Gatling Guns and Camels

by Charles F. Hawkins

Reprinted from the American Sentinel

Ever since the first projectile was hurled from a sling, warriors have sought ways to leverage their firepower with multiple-firing weapons. The advent of gunpowder in Europe around the 15th century and improved metal-working skills of the time combined to further the quest of militaries to seek means of delivering rapid and repeated shots against an enemy without increasing the overall number of firearms.

Although some interesting examples came about the Puckle Gun in England in the early 1700s; the French Mitrailleuse, with its 37 rifled barrels in the mid-19th century it remained for an inventor of agricultural machines to bring about the first widely used quick-firing weapon.

The most successful rapid-fire weapon of the mid-19th century was the handiwork of Dr. Richard Jordan Gatling (1818-1903), a South Carolina inventor less remembered for his agricultural inventions than his 200-shots-per-minute Gatling Gun. Patented in November 1862, the gun fired paper cartridges, later replaced by copper rim-fire cartridges, sequentially from six musket-caliber barrels which were rotated by a hand crank that also fired the weapon. Feeding ammunition was accomplished by a gravity-feed mechanism at first and later by a positive-feed magazine in the 1890s.

After numerous modifications, the U. S. Army ordered 100 of the weapons in 1866, and within twenty years, Gatling's "labor saving device for warfare" saw service in nearly all the militaries that could afford it, and in most regions of the world.

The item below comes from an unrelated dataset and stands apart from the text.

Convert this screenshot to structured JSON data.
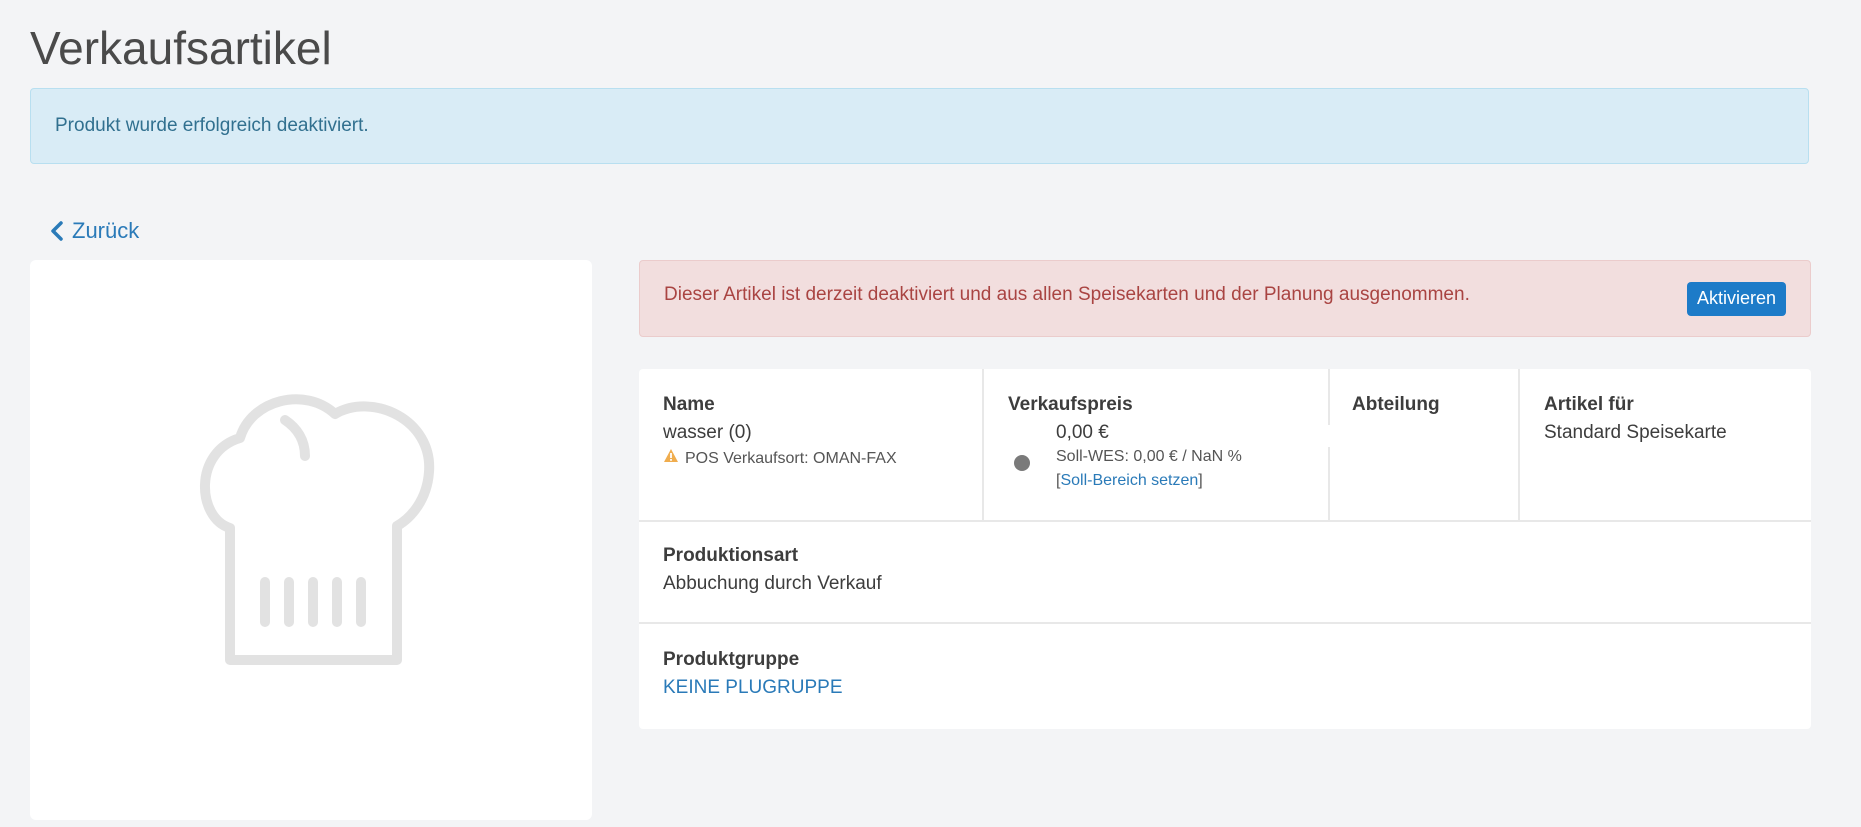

Indeed, one place the Gatling Gun saw service was in Egypt in the 1870s, where British troopers and their Egyptian allies mounted the weapon on camel saddles. There is scant information on whether such an arrangement was actually used in battle; the Gatling's life cycle was cut short by the invention by Hiram Maxim of the first fully-automatic machine gun in the mid-1880s. Still, one is left to ponder the circumstances of the camel-mounted weapon and the effect it might have had on foe, friend and camel alike.